Kaholee Refit | March 15, 2007

I spent the first part of the morning working out the details of the new stove cabinet.  There were several factors at hand that were critical to the overall size and location of the cabinet.  First and foremost was the location of the forward bulkhead, which, as discussed previously, needed to accommodate the length of an existing settee cushion.  That part was easy enough.  I even found that I could move the forward bulkhead about 1/2" further forward than originally anticipated, which was good news for the entire process.

Another factor to consider was the overall height of the stove when fully installed, allowing for room for the stove to swing on its gimbals as intended.  A comfortable height for working is 36" from the floor, and I used this as my guideline during the layout; this was also the height at which I built the sink cabinet.  There was plenty of room available to mount the stove above the surface of the existing settee and still have enough swing room, but ensuring that this was so was an important part of the overall layout.

In addition, the stove required certain minimum clearances to the side and rear to allow for proper airflow and heat removal--3/4" on each side, and 1-1/2" at the rear.  These dimensions, along with the size and design of the gimbal brackets, all played important roles in the construction of what is, on the surface, a relatively simple cabinet.

I also had the hot water heater to consider, as I touched upon yesterday.  Since the stove location was basically set and couldn't be adjusted, I could only hope that I'd end up with sufficient space aft of the stove to allow the heater to be removed from beneath the new aft galley cabinet.  As it turned out, there was.

With the most basic layout determined, I pressed on with some actual construction.  First, though, I had to address a couple small issues with the settee itself.  The new stove cabinet would cover half of an existing storage locker lid, so once I made my layout marks I cut the lid in the appropriate location and secured the aft half, which would be hidden beneath the new stove; the forward half, with the addition of one extra cleat, remained operable and accessible.

There was also a triangular hole in the settee top at the after end of the new stove location, which had once provided hose access for the galley sink drain.  I filled this in with a plywood patch.

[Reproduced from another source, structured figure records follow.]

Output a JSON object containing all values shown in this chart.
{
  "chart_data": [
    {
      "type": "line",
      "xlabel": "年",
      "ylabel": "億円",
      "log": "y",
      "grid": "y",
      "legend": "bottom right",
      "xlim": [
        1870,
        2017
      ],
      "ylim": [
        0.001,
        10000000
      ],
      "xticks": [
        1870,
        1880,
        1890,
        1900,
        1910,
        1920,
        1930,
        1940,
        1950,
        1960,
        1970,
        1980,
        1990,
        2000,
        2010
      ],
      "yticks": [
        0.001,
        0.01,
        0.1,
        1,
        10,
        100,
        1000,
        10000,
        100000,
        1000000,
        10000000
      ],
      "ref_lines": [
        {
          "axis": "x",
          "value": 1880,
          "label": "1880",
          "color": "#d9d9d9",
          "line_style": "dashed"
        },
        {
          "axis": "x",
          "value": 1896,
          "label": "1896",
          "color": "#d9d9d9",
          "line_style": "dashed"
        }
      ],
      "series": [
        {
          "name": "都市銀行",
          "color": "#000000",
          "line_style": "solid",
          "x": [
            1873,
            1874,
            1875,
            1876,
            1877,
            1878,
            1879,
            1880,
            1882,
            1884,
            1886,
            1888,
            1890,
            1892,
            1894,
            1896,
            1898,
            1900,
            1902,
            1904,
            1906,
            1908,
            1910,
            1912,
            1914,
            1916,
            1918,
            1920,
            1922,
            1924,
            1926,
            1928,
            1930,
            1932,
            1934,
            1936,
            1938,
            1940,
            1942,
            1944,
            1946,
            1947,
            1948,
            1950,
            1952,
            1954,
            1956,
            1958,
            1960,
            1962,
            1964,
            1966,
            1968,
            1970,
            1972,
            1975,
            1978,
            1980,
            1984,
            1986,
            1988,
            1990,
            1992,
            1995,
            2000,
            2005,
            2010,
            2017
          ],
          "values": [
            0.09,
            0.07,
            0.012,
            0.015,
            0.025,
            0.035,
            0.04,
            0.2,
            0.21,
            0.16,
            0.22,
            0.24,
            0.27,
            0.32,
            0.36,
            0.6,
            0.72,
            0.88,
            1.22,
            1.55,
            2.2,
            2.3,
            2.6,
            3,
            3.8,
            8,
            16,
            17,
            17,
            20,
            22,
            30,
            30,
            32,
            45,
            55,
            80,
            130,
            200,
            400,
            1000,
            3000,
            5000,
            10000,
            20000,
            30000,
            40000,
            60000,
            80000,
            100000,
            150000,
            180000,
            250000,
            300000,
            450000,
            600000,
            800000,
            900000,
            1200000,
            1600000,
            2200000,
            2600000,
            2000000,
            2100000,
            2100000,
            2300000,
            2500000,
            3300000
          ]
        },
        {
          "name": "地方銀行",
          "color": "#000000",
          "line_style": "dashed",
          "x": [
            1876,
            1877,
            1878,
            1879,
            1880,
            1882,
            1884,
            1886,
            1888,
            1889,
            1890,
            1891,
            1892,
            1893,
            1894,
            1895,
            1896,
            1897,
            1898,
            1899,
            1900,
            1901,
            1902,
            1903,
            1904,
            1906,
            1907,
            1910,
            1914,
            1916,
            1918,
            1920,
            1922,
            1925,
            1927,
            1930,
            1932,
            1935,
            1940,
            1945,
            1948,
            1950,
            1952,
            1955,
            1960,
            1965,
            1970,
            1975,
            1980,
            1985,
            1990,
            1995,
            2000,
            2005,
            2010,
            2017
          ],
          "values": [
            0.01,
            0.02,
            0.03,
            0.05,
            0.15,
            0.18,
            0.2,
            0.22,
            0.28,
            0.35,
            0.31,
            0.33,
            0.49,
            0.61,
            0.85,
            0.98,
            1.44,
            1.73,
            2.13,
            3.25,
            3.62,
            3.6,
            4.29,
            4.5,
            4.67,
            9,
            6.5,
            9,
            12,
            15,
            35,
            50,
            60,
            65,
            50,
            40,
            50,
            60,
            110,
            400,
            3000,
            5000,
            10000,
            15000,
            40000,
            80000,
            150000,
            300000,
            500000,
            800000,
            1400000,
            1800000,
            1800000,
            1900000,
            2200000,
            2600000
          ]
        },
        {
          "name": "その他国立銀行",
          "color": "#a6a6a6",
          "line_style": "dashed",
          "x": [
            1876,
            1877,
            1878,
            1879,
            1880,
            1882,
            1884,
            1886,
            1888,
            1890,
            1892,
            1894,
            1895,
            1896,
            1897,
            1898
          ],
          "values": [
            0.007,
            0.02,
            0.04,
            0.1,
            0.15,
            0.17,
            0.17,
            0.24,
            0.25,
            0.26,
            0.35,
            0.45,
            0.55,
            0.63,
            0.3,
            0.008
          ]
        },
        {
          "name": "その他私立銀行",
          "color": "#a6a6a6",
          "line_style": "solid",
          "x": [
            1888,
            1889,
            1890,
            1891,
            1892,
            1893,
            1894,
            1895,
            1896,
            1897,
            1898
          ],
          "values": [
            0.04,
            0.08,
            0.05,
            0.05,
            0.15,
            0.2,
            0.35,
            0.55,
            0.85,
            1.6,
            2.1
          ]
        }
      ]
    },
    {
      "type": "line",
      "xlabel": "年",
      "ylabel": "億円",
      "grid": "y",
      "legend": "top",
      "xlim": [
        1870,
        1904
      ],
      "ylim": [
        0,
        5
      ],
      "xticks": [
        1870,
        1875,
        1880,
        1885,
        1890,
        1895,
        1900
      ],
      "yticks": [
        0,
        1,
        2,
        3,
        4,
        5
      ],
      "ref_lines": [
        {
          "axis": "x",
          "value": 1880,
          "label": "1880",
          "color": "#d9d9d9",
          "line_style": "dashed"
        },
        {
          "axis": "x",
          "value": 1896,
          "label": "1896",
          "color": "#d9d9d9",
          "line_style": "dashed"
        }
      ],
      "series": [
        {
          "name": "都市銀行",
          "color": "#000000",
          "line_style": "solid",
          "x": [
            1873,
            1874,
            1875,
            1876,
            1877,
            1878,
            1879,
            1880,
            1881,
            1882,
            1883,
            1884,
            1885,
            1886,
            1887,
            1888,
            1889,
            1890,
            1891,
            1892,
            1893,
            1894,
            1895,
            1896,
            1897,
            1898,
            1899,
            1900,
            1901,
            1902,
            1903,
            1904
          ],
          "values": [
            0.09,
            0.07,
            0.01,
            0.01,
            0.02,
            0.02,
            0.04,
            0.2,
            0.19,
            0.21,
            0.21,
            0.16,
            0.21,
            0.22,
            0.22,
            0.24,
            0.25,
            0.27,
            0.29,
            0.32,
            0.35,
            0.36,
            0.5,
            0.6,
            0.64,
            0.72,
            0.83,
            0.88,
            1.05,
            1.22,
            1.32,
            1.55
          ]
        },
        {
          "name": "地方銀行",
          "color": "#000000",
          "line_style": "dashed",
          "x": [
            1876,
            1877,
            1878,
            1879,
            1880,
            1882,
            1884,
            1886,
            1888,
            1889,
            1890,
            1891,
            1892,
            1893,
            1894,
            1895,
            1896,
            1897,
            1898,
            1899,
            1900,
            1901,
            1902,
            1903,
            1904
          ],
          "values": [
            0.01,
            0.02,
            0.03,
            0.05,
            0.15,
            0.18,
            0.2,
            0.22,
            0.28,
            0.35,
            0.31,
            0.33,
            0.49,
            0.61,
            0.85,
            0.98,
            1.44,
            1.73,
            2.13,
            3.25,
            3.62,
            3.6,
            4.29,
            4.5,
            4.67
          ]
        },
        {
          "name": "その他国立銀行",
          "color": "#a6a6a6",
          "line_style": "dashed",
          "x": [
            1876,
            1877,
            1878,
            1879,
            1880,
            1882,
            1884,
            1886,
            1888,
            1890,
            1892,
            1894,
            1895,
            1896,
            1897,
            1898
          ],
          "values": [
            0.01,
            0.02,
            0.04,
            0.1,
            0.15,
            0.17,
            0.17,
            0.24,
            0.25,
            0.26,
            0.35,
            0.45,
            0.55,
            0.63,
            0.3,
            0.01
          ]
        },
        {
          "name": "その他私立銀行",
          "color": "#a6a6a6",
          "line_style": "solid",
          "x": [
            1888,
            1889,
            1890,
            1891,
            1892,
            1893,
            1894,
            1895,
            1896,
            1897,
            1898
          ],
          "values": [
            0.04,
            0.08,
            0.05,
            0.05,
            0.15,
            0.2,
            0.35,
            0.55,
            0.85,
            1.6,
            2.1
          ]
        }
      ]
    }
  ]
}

Before continuing, I took a moment to glue and screw a couple hardwood cleats inside the sink cabinet, thereby completing its installation by fully securing the base of the plywood.

I also installed the existing panels that covered the engine room, since I anticipated reusing these, and further anticipated installing the new after portion of the galley countertop to be even with the top of the engine cabinet.  However, I noticed a problem with the engine room top--the top was clearly skewed to one side and not level  (it's lower to the port side, or the right side of the photo below).  Some further investigation revealed that while the two sides of the engine box were the same height above their respective settees, the port settee was substantially lower than the starboard, which led to this misalignment. 

Fortunately, this didn't represent a major problem, but nonetheless would be one more thing to take care of during later construction steps.


Next, I installed  hardwood cleats, against which the bulkhead could be secured, on the settee, using a bit of glue and screws, and also beneath an existing shelf against the hull.  I roughed out the shape of the forward section of the stove enclosure, and then scribed it to fit closely to the hull on the outside.  With a little fine tuning, the bulkhead slipped into place, and I made some marks for final trimming at the inboard end.  As with the sink cabinet, I used the settee top as my static reference point.  Once I had a satisfactory fit, I secured the bulkhead temporarily to the cleats with 2 or 3 screws while I continued with the layout and construction of the after section.

With one section installed, I determined the location of the after section, using the stove's width and required clearances as a guide.  Once I determined the location, I installed another hardwood cleat, and then followed the same process outlined above to cut and fit the after bulkhead, and installed it temporarily with screws.

At this point, I determined that there was enough room between the stove cabinet and the cabin trunk structure to install or remove the water heater from its intended location aft of the stove, which I had suspected would be the case.  But there was no extra room!

To hide the cleats to which I secured the bulkheads, and to also provide a flat, clean "floor" for the stove cabinet, I installed a 9mm plywood base above the cleats.  To better support the floor, I installed some additional cleats, and then glued and screwed the base in place after determining an overall length (depth) that would be sufficient to allow for stove clearance.

I finished up the day by permanently installing the two new bulkheads.  As before, I first removed paint from the hull ceiling, and then installed the bulkheads in a bed of thickened epoxy, which I filleted along the corners, and finally some biaxial tape.  To help hold the top edge of the after bulkhead in its proper orientation, I hot-glued a small block to the hull to prevent the bulkhead from springing aft.


These photos show the stove roughly mocked up in position inside the new cabinet.  Here, it is simply sitting on the cabinet base; the actual installation will raise it up a couple inches, so that the top of the stove is roughly even with the edges of the cabinet.  This will provide the necessary clearance beneath the stove for its full range of gimbal motion.